All the President’s Men, Karl Bernstein and Bob Woodward’s masterpiece, may be the first case which comes up in our minds when we talk about Investigative Journalism.
Two Washington Post reporters discovered proofs, witnesses, and the intricate logic behind the 1972 Watergate break-in.

Photo Credit: Cristiana Ferrauti
The meetings with whistleblowers in isolated garages, wearing a raincoat and smoking cigarettes, have filled our imagination.
Secret sources and anonymity appear fundamentals for this career.

But is all this still possible in the high technological era we live in?
Computers, tablets, and smartphones occupy the major part of our days. Every app requires our agreement to locate the device where it has been downloaded. Even the most innocent website trace our visits.
Secrets seem to have very short lives and deeper researches are difficult to be hidden from the Big Brother’s eye of the Intelligence.

And yet investigative journalists still exist and they are even more necessary than in the past.

Increasingly more watched – recent facts

Russia- Europe

On the 14th November the Presidential Library in Russia launched the project for anational Encyclopaedia. The new online resource aims to substitute Wikipedia, which, as an analysis showed, doesn’t provide reliable information about the country.
Critics and people against the Russian president, Vladimir Putin, saw their websites blocked in March. Moreover, the bloggers with more than 3,000 daily readers were forced in August to register with the mass media regulator.
The Presidential Library plan seems a further move for controlling the web.

The country was again at the centre of the media on the 20th of November, when articles were published about the surveillance of English people through webcams. The UK planned the closure of a Russian website that streamed footages from British cameras.

 USA- World

Citizenfour, the documentary film by Laura Poitras, has been released in October. The movie concerns Edward Snowden and the National Security Agency spying activity, which became public last year. Snowden is currently in Russia, with a three-years residency permit. The director Poitras, instead, is in Berlin.



Definition

Investigative, whenever referred to Journalism, means: “inquiring intensively into and seeking to expose malpractice, the miscarriage of justice, or other controversial issues”, according to the Oxford Dictionary online.

The Logan Symposium - An opportunity to talk about it

Building an Alliance against Secrecy, Surveillance and Censorship.
Photo Credit: Cristiana Ferrauti
This is the title of the Logan Symposium which was held at the Barbican Centre (London) on the 5-6-7 of December.


The event was organised by the Centre for Investigative Journalism – a charity which support the education and the training of media people towards deep researches – and funded by The Reva and David Logan Foundation– that promote social justice through many sectors such as arts, reporting, and development communities.

Conferences, lectures, and workshops aimed to highlight and try to solve some of the problems that a journalist in this field has to face.

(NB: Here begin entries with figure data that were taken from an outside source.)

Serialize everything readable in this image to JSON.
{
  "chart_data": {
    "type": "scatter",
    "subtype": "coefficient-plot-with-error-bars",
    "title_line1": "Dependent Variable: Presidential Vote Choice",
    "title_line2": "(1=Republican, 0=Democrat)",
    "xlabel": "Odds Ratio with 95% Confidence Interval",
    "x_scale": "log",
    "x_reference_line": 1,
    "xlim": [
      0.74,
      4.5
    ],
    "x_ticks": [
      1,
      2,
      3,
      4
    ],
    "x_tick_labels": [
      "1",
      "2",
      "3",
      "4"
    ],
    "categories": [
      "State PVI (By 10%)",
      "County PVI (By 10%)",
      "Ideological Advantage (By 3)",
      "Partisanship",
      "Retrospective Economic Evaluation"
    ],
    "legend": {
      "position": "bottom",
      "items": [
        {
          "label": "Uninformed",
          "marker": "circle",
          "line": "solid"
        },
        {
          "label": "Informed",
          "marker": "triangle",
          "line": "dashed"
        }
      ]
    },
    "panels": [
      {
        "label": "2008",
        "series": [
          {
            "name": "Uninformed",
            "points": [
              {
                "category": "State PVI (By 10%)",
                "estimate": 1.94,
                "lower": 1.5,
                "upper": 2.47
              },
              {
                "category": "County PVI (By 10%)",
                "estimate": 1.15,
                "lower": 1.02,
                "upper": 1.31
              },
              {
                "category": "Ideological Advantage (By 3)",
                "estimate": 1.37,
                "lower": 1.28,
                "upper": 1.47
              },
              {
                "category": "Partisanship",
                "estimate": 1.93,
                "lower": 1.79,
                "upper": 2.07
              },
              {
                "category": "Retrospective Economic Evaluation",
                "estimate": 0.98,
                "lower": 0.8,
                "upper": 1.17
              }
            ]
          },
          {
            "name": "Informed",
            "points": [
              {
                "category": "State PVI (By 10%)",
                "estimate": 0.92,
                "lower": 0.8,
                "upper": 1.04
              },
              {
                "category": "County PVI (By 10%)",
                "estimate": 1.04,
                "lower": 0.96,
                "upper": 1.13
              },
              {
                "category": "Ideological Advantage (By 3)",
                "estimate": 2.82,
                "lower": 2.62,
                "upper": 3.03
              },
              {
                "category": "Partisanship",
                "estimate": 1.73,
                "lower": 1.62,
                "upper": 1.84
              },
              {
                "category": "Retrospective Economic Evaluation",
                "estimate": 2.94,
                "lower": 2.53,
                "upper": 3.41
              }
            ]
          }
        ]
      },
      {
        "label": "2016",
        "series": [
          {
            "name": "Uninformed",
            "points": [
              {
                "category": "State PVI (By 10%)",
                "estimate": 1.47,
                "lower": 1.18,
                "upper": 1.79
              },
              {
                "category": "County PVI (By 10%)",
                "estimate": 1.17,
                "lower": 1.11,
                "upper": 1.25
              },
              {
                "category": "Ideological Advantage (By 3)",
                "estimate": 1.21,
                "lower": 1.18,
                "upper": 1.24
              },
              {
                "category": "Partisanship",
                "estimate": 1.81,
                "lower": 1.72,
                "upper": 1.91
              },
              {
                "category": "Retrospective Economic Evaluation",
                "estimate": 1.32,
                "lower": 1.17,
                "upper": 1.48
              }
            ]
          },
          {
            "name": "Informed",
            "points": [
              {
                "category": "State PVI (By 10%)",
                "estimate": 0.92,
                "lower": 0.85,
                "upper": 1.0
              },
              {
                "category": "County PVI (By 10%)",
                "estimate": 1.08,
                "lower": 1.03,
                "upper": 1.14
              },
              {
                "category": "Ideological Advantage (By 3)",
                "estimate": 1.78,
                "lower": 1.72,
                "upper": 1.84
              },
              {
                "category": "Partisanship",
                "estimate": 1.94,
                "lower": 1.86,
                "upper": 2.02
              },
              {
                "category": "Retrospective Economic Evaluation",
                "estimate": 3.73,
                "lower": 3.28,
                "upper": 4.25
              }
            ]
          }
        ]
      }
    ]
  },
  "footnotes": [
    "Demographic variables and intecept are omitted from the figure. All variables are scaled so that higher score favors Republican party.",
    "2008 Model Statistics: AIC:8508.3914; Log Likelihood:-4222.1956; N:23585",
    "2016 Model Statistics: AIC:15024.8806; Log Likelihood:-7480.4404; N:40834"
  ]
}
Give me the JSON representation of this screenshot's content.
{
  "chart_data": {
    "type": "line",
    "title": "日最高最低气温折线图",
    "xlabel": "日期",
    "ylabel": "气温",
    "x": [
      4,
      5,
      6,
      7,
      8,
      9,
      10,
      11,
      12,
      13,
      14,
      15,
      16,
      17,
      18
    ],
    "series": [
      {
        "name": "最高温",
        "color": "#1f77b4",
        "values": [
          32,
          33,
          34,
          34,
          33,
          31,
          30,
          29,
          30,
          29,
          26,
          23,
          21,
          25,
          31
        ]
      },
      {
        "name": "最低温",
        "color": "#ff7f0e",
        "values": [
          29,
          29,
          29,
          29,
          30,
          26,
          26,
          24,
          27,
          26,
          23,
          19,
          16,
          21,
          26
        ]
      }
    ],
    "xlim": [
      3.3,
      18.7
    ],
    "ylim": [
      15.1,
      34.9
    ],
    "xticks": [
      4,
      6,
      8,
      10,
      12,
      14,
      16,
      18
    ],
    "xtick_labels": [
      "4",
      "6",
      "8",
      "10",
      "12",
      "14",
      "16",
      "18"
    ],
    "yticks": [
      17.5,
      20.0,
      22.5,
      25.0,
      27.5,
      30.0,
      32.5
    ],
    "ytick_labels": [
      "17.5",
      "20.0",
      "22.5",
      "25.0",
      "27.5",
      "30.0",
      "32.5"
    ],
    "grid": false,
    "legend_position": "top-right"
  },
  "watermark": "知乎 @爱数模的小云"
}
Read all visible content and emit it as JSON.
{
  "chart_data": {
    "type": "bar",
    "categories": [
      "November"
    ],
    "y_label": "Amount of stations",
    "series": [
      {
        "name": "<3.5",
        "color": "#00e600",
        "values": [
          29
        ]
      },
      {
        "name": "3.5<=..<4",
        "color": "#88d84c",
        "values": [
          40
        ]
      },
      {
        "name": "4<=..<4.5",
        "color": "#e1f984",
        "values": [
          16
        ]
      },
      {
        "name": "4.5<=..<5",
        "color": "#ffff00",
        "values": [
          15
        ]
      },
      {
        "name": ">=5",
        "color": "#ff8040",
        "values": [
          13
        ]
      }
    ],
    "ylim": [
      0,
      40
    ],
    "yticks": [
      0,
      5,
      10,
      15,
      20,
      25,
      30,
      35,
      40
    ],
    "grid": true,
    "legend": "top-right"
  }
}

Transparency reports, Thunderbird, email encryption are just some of the elements not-to-forget to live more peacefully. There are many tricks to learn to not be traced, many precautions to take to assure top secrecy to the sources.

Laura Poitras – Citizenfour’s director – and Sarah Harrison – WikiLeaks journalist who took part of the operation for moving Snowden to Moscow – participated via video chat, because suggested not to enter UK. In the country, indeed, Terrorism Act 2000, schedule 7, prevents them from moving.

Even Julian Assange have reached the audience via video chat.

John Pilger
Photo Credit: Cristiana Ferrauti
What they testified was their moral obligation to let the information out.
“Journalism is a craft, regardless of the means, regardless of the obstacles”, said John Pilger, during the session What We Do Not See in the first day afternoon.

To discover the truth and make the public aware – for what regards matters of public interest – should be the priority for a journalist, even if the technological advance and terrorist attacks made it more and more difficult.
Experiences from the others and from the past may help in the initial learning process.